The Mammoth Lakes real estate market has gone through ups and downs over the past few decades. In 1980, an earthquake with magnitude of 6.1 on the Richter scale sent area property values plummeting on fears of a potential volcanic eruption similar to the 1980 eruption of Mount St. Helens. A significant real estate surplus formed after this, during which Mammoth Lakes had a total of over 1200 properties on the market. The development of the Mammoth Mountain ski area has had a direct effect on housing in more recent years. The tourist market has led to an explosion of property values. This peaked in 2003 when the median property value reached $750,000. 

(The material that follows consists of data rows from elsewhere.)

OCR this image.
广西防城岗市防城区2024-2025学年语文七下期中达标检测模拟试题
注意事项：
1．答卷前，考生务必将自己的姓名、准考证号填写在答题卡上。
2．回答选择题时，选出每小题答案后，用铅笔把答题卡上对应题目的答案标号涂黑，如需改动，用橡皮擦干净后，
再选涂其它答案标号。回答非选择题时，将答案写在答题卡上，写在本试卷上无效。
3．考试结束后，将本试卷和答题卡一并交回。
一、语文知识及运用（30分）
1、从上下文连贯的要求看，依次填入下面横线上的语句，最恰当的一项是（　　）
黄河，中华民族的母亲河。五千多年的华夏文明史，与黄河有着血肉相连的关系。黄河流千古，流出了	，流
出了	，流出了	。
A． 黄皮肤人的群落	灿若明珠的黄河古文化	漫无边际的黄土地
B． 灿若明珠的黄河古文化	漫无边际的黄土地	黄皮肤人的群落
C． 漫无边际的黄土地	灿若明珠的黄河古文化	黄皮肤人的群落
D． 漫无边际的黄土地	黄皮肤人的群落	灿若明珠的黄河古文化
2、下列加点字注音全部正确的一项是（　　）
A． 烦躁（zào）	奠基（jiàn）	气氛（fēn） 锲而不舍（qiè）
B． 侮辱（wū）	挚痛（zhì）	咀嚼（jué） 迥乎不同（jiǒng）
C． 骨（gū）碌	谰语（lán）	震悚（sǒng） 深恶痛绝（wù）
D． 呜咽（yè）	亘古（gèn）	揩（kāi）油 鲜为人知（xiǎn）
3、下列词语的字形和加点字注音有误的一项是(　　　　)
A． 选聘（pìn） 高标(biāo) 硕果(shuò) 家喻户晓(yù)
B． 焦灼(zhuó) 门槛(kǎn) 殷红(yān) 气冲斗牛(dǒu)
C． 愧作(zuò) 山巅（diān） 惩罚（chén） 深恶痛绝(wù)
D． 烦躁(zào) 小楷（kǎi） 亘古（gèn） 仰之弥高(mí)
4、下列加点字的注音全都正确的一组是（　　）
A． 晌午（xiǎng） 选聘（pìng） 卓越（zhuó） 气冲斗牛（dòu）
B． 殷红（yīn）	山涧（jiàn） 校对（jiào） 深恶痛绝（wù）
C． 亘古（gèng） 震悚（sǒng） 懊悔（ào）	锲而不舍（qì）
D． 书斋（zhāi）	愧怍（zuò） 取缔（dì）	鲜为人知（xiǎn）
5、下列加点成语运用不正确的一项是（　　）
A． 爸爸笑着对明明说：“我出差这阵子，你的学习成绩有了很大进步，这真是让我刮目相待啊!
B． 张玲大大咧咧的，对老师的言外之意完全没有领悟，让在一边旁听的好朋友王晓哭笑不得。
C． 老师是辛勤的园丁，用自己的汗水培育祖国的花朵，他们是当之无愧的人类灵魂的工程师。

Another peak occurred in 2006 with the sale of the Mammoth Mountain ski area to Starwood Capital Group.[23] As of February 2010, the median listing price was $460,000. This represents a drop of over 38% from the peak reached in 2006.


Mammoth Lakes is home to Mammoth Brewing Company and Distant Brewing (previously known as Black Doubt Brewing Company.)


Mammoth Lakes receives scheduled passenger airline service seasonally via the Eastern Sierra Regional Airport in Bishop with nonstop regional jet service operated to Los Angeles (LAX), San Francisco (SFO) and Denver (DEN) on United Express operated by SkyWest Airlines.[32]

Local and intercity bus service is provided by Eastern Sierra Transit Authority. Yosemite Area Regional Transportation System provides summer bus connections to Yosemite.